At a press conference held at the Morgan Library in New York City, Amazon announced a new version of its Kindle electronic reading device. While the new device offers important improvements over the original Kindle, it is most significant as a sign of Amazon's ambitions to dominate the transition from printed books to electronic ones.
The Kindle 2's biggest new feature is text to speech, powered by software from Nuance. The device can read a book aloud to a user, and is designed to make it easy to switch between reading and listening. At Monday's launch event, Jeff Bezos, the founder and CEO of Amazon, demonstrated this technology by having the Kindle read from the Gettysburg Address. The device betrayed the stilted speech that is characteristic of most text-to-speech software, but nonetheless pronounced the words clearly and accurately.

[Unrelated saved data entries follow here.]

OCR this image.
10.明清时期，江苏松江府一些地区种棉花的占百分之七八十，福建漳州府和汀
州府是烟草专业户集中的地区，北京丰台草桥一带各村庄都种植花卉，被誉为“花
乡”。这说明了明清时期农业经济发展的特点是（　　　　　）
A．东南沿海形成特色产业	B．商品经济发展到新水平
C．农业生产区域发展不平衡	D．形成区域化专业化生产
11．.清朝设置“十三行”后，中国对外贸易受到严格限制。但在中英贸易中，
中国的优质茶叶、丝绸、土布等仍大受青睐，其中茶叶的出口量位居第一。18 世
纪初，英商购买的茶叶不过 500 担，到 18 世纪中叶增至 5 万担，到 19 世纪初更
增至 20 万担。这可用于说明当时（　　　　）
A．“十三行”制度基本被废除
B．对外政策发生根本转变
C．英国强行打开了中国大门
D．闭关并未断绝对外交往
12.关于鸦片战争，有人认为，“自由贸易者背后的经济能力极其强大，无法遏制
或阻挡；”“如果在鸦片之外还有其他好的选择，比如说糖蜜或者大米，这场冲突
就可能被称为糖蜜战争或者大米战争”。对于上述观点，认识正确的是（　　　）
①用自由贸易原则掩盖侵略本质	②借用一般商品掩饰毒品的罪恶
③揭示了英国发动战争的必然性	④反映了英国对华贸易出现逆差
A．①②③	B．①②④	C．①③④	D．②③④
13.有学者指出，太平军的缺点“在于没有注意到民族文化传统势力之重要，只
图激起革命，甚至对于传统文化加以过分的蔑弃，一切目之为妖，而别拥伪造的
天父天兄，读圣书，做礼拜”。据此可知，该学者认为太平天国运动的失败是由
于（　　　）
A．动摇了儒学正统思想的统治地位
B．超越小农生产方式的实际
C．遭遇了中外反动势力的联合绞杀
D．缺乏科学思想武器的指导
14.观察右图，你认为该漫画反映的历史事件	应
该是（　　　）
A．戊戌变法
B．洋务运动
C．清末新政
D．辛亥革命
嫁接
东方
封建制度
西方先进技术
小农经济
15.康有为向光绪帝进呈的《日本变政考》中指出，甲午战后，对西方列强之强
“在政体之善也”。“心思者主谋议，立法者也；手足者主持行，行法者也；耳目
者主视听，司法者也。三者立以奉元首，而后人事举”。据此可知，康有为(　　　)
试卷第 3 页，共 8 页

Most of the other changes to the Kindle are improvements designed to further its ability to "disappear" while the user is reading, as Bezos put it. At just under a centimeter thick, the device is smaller; is, at 300 grams, slightly lighter than the previous version; and turns pages 20 percent faster, Bezos said. The e-ink technology powering its screen is also a newer generation, displaying sixteen shades of gray rather than four. And the Kindle 2 has enough storage space for 1,500 books instead of just a few hundred. The Kindle 2 will sell for $359 and, as with the first Kindle, will come with free wireless access to Amazon's store.